A Bangladeshi immigrant who let off a makeshift pipe bomb close to a busy bus terminal in New York City has been convicted of terrorism charges.
Akayed Ullah, 28, set off the bomb during morning rush hour last December, causing himself serious burns but only lightly injuring five others.
Prosecutors said he told investigators he had done it on behalf of the militant Islamic State group (IS).
It was described in court as a "lone wolf" terrorist attack.
Ullah targeted an underground passageway near the Port Authority bus terminal in Manhattan - the busiest in the world - on 11 December 2017.
His defence team argued that he had only wanted to kill himself in the attack.
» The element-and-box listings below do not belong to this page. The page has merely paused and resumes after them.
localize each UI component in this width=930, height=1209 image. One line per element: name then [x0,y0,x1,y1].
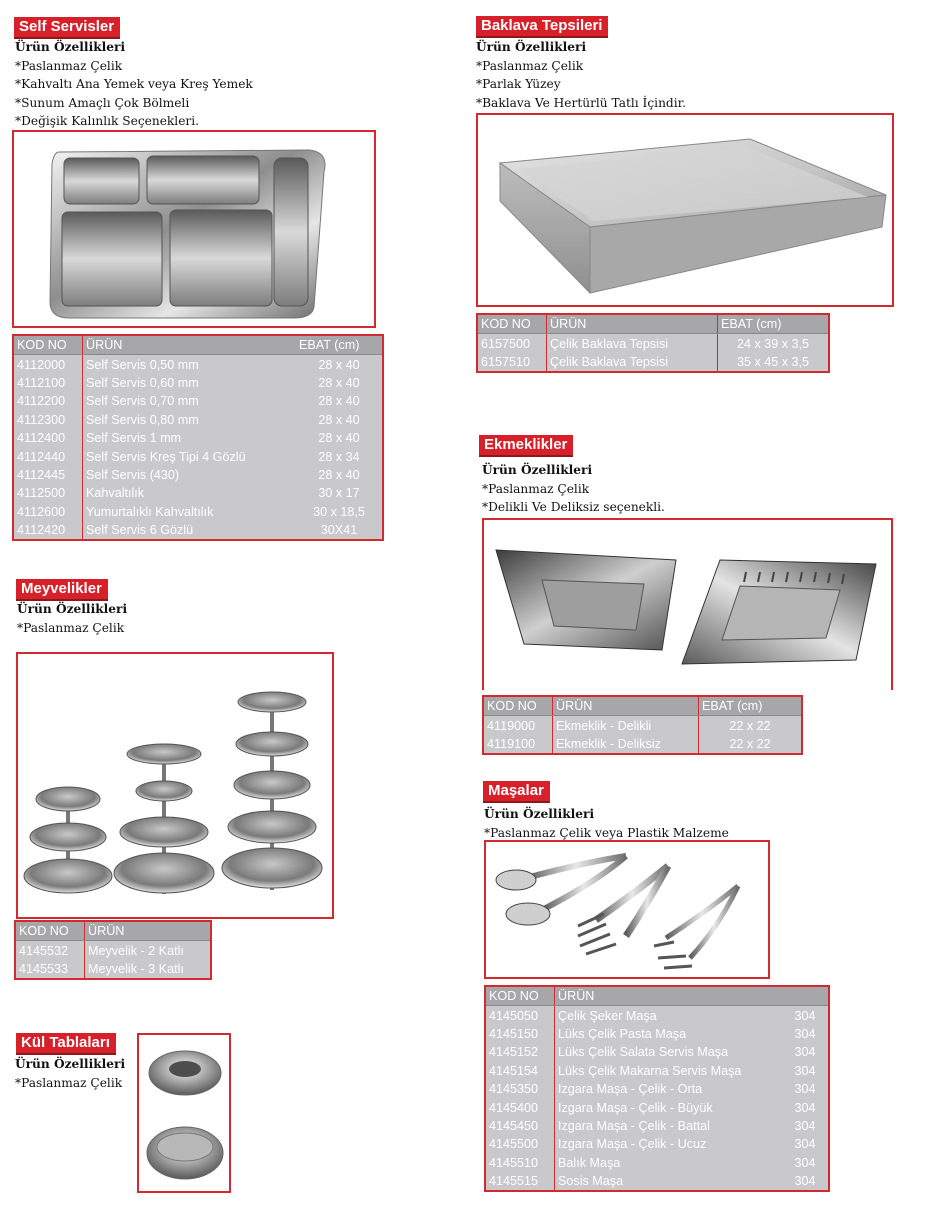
cell-code: 4112420 [17,523,66,538]
column-header-material [782,986,829,1006]
table-row [13,374,383,392]
cell-code: 4119000 [487,718,536,733]
table-row [485,1043,829,1061]
cell-product: Izgara Maşa - Çelik - Ucuz [555,1135,783,1153]
cell-code: 4145050 [489,1008,539,1023]
cell-product: Çelik Baklava Tepsisi [547,334,718,353]
product-image-kul [137,1033,231,1193]
features-heading: Ürün Özellikleri [482,463,593,477]
cell-product: Izgara Maşa - Çelik - Orta [555,1080,783,1098]
cell-code: 4145400 [489,1100,539,1115]
tongs-illustration [486,842,768,977]
table-row [485,1025,829,1043]
fruit-stand-illustration [18,654,332,917]
cell-product: Ekmeklik - Delikli [553,716,699,735]
table-row [485,1135,829,1153]
column-header-product: ÜRÜN [553,696,699,716]
cell-product: Self Servis 1 mm [83,429,297,447]
table-row [13,411,383,429]
spec-table-meyvelik [14,920,212,980]
ashtray-illustration [139,1035,229,1191]
column-header-size: EBAT (cm) [296,335,383,355]
cell-code: 4145450 [489,1118,539,1133]
table-header-row [15,921,211,941]
table-row [13,521,383,540]
spec-table-masalar [484,985,830,1192]
features-heading: Ürün Özellikleri [476,40,587,54]
spec-table-ekmeklik [482,695,803,755]
cell-value: 304 [794,1100,816,1115]
cell-value: 304 [794,1155,816,1170]
feature-line: *Paslanmaz Çelik [15,58,123,73]
cell-product: Ekmeklik - Deliksiz [553,735,699,754]
cell-product: Self Servis Kreş Tipi 4 Gözlü [83,447,297,465]
cell-product: Çelik Baklava Tepsisi [547,353,718,372]
product-image-self-servis [12,130,376,328]
table-row [485,1117,829,1135]
table-row [483,735,802,754]
column-header-code: KOD NO [13,335,83,355]
feature-line: *Sunum Amaçlı Çok Bölmeli [15,95,190,110]
cell-code: 4112000 [17,357,66,372]
cell-value: 28 x 40 [318,375,360,390]
product-image-ekmeklik [482,518,893,690]
features-kul [15,1055,125,1092]
cell-value: 30 x 18,5 [313,504,365,519]
feature-line: *Kahvaltı Ana Yemek veya Kreş Yemek [15,77,253,91]
cell-product: Self Servis 0,70 mm [83,392,297,410]
features-heading: Ürün Özellikleri [15,1057,126,1071]
column-header-product: ÜRÜN [85,921,212,941]
features-heading: Ürün Özellikleri [17,602,128,616]
cell-product: Self Servis 0,80 mm [83,411,297,429]
cell-value: 304 [794,1008,816,1023]
cell-product: Çelik Şeker Maşa [555,1006,783,1025]
bread-basket-illustration [484,520,891,690]
table-row [485,1172,829,1191]
cell-product: Meyvelik - 2 Katlı [85,941,212,960]
column-header-product: ÜRÜN [555,986,783,1006]
cell-value: 30 x 17 [318,486,360,501]
feature-line: *Paslanmaz Çelik [482,481,590,496]
table-row [13,484,383,502]
table-row [15,960,211,979]
section-title-masalar: Maşalar [483,781,550,803]
feature-line: *Delikli Ve Deliksiz seçenekli. [482,500,665,514]
cell-product: Lüks Çelik Salata Servis Maşa [555,1043,783,1061]
cell-value: 304 [794,1063,816,1078]
cell-code: 4112500 [17,486,66,501]
cell-code: 4145500 [489,1137,539,1152]
product-image-meyvelik [16,652,334,919]
features-heading: Ürün Özellikleri [15,40,126,54]
cell-product: Lüks Çelik Pasta Maşa [555,1025,783,1043]
cell-value: 304 [794,1026,816,1041]
section-title-self-servis: Self Servisler [14,17,120,39]
cell-code: 6157510 [481,354,531,369]
table-row [13,447,383,465]
features-baklava [476,38,686,112]
cell-code: 4145150 [489,1026,539,1041]
product-image-masalar [484,840,770,979]
compartment-tray-illustration [14,132,374,326]
column-header-code: KOD NO [15,921,85,941]
cell-value: 304 [794,1082,816,1097]
feature-line: *Parlak Yüzey [476,77,561,91]
cell-product: Self Servis 0,60 mm [83,374,297,392]
cell-product: Sosis Maşa [555,1172,783,1191]
cell-value: 28 x 40 [318,394,360,409]
cell-code: 4112600 [17,504,66,519]
column-header-code: KOD NO [485,986,555,1006]
features-masalar [484,805,729,842]
feature-line: *Paslanmaz Çelik [17,620,125,635]
column-header-code: KOD NO [483,696,553,716]
table-row [485,1098,829,1116]
cell-code: 4112440 [17,449,66,464]
features-meyvelik [17,600,127,637]
table-header-row [13,335,383,355]
table-header-row [477,314,829,334]
cell-product: Self Servis 6 Gözlü [83,521,297,540]
cell-value: 304 [794,1137,816,1152]
table-row [13,503,383,521]
cell-value: 24 x 39 x 3,5 [718,334,830,353]
table-row [15,941,211,960]
cell-code: 4145533 [19,961,69,976]
cell-code: 4112445 [17,467,66,482]
table-row [485,1154,829,1172]
cell-code: 4112200 [17,394,66,409]
column-header-product: ÜRÜN [547,314,718,334]
table-row [477,353,829,372]
cell-value: 35 x 45 x 3,5 [718,353,830,372]
section-title-kul: Kül Tablaları [16,1033,116,1055]
cell-value: 28 x 40 [318,357,360,372]
cell-code: 4112100 [17,375,66,390]
table-row [483,716,802,735]
section-title-baklava: Baklava Tepsileri [476,16,608,38]
cell-product: Self Servis (430) [83,466,297,484]
spec-table-baklava [476,313,830,373]
column-header-code: KOD NO [477,314,547,334]
features-heading: Ürün Özellikleri [484,807,595,821]
table-row [485,1080,829,1098]
feature-line: *Baklava Ve Hertürlü Tatlı İçindir. [476,95,686,110]
cell-product: Self Servis 0,50 mm [83,355,297,374]
cell-code: 6157500 [481,336,531,351]
cell-value: 304 [794,1174,816,1189]
baklava-tray-illustration [478,115,892,305]
column-header-size: EBAT (cm) [718,314,830,334]
cell-product: Meyvelik - 3 Katlı [85,960,212,979]
spec-table-self-servis [12,334,384,541]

Ullah denied the charges in January.
"This case is not about a foreign terrorist organisation planting an operative in our midst," his lawyer, Julia Gatto told jurors.
Her client was "a deeply troubled, isolated young man who wanted to take his own life".
Prosecutors rejected that claim, reminding the court that he had strapped a bomb to his body designed to harm others and citing propaganda found on his computer showing he was a follower of IS.
Assistant US Attorney Rebekah Donaleski said Ullah constructed the device from pipe taken from a construction site where he worked.
Five people sustained minor injuries but Ullah, from Brooklyn, was treated for serious burns.
A photo circulating on social media at the time showed him lying on the ground with his clothes ripped and lacerations on his upper body.
A permanent US resident, Akayed Ullah entered the country on an immigrant visa in 2011.
He was charged with six criminal counts, including using a weapon of mass destruction and providing material support to IS.
The Manhattan federal court has yet to pass sentence.